Jositsch entgegnete, weil das schon heute durch Verfassung und Gesetze festgeschrieben sei. «Da könnten wir genauso gut in ein Gesetz schreiben, es gebe keine Marsmenschen in der Schweiz.» Jositsch hatte da die Lacher auf seiner Seite.
«Zwangsimpfung steht im Raum»
Doch Philipp Gut blieb eisern dabei: «Die Zwangsimpfung steht im Raum.» Der kurz vor dem Abschluss stehende weltweite Pandemiepakt gehe in diese Richtung. «Um das zu verhindern, ist die Initiative eine logische Ergänzung zur Bundesverfassung.»
«Im Gegenteil», antwortete Daniel Jositsch, «die Initiative ist entweder überflüssig oder sie bringt ein Durcheinander in die Verfassung.» Denn im Initiativtext sei nicht von der Impfung die Rede, sondern generell von «Eingriffen in die körperliche und geistige Unversehrtheit».
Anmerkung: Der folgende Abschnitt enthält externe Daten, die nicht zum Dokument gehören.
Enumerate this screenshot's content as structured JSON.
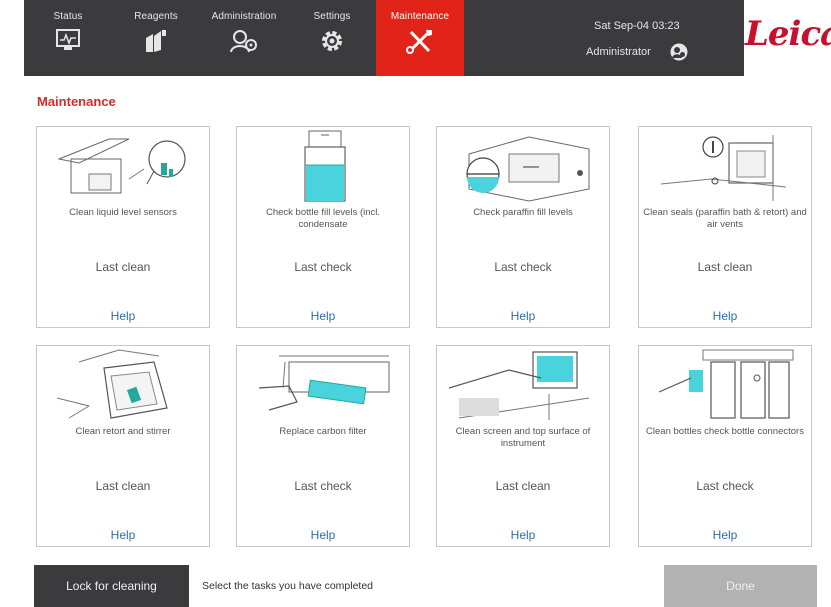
{
  "nav": {
    "tabs": [
      {
        "label": "Status",
        "icon": "status-monitor-icon"
      },
      {
        "label": "Reagents",
        "icon": "reagents-bottles-icon"
      },
      {
        "label": "Administration",
        "icon": "administration-icon"
      },
      {
        "label": "Settings",
        "icon": "settings-gear-icon"
      },
      {
        "label": "Maintenance",
        "icon": "maintenance-tools-icon",
        "active": true
      }
    ],
    "datetime": "Sat Sep-04 03:23",
    "user": "Administrator",
    "logo": "Leica"
  },
  "colors": {
    "accent": "#e2231a",
    "topbar": "#3b3b3d",
    "link": "#2e6db4",
    "title": "#d42a2a"
  },
  "page": {
    "title": "Maintenance"
  },
  "cards": [
    {
      "task": "Clean liquid level sensors",
      "status": "Last clean",
      "help": "Help",
      "icon": "liquid-level-sensor-icon"
    },
    {
      "task": "Check bottle fill levels (incl. condensate",
      "status": "Last check",
      "help": "Help",
      "icon": "bottle-fill-icon"
    },
    {
      "task": "Check paraffin fill levels",
      "status": "Last check",
      "help": "Help",
      "icon": "paraffin-fill-icon"
    },
    {
      "task": "Clean seals (paraffin bath & retort) and air vents",
      "status": "Last clean",
      "help": "Help",
      "icon": "seals-vents-icon"
    },
    {
      "task": "Clean retort and stirrer",
      "status": "Last clean",
      "help": "Help",
      "icon": "retort-stirrer-icon"
    },
    {
      "task": "Replace carbon filter",
      "status": "Last check",
      "help": "Help",
      "icon": "carbon-filter-icon"
    },
    {
      "task": "Clean screen and top surface of instrument",
      "status": "Last clean",
      "help": "Help",
      "icon": "screen-surface-icon"
    },
    {
      "task": "Clean bottles check bottle connectors",
      "status": "Last check",
      "help": "Help",
      "icon": "bottle-connectors-icon"
    }
  ],
  "footer": {
    "lock_label": "Lock for cleaning",
    "hint": "Select the tasks you have completed",
    "done_label": "Done"
  }
}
Damit werden laut Jositsch auch Blutproben bei möglicherweise angetrunkenen Autolenkern oder Verhaftungen plötzlich verfassungsrechtlich fragwürdig. «Dann müssen sie das eben mit Gesetzen lösen, dafür sind sie da», entgegnete Richard Koller.
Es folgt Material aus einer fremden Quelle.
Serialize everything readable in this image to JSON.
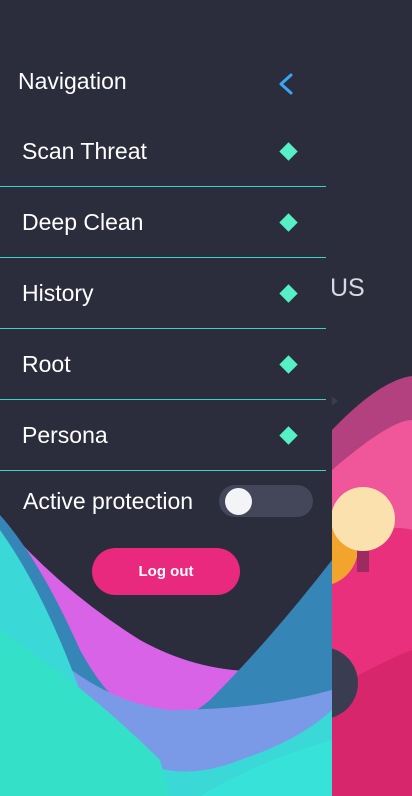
{
  "navigation": {
    "title": "Navigation",
    "back_icon": "chevron-left-icon"
  },
  "menu": {
    "items": [
      {
        "label": "Scan Threat",
        "icon": "diamond-icon"
      },
      {
        "label": "Deep Clean",
        "icon": "diamond-icon"
      },
      {
        "label": "History",
        "icon": "diamond-icon"
      },
      {
        "label": "Root",
        "icon": "diamond-icon"
      },
      {
        "label": "Persona",
        "icon": "diamond-icon"
      }
    ]
  },
  "protection": {
    "label": "Active protection",
    "enabled": false
  },
  "logout": {
    "label": "Log out"
  },
  "background": {
    "partial_text": "US"
  },
  "colors": {
    "background": "#2b2d3d",
    "accent_blue": "#3aa6f0",
    "divider": "#3fd1c6",
    "diamond": "#56efc6",
    "logout": "#e8297e"
  }
}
Im Volk haben die Argumente Kollers, Guts und Schwanders bisher nicht verfangen: Laut der jüngsten Umfrage von Tamedia und «20 Minuten» kommt sie lediglich auf eine Zustimmung von 29 Prozent. Demgegenüber wollen 51 Prozent Nein sagen. Aber: 20 Prozent sind noch unentschlossen. Das heisst, dass das Rennen noch nicht gelaufen ist.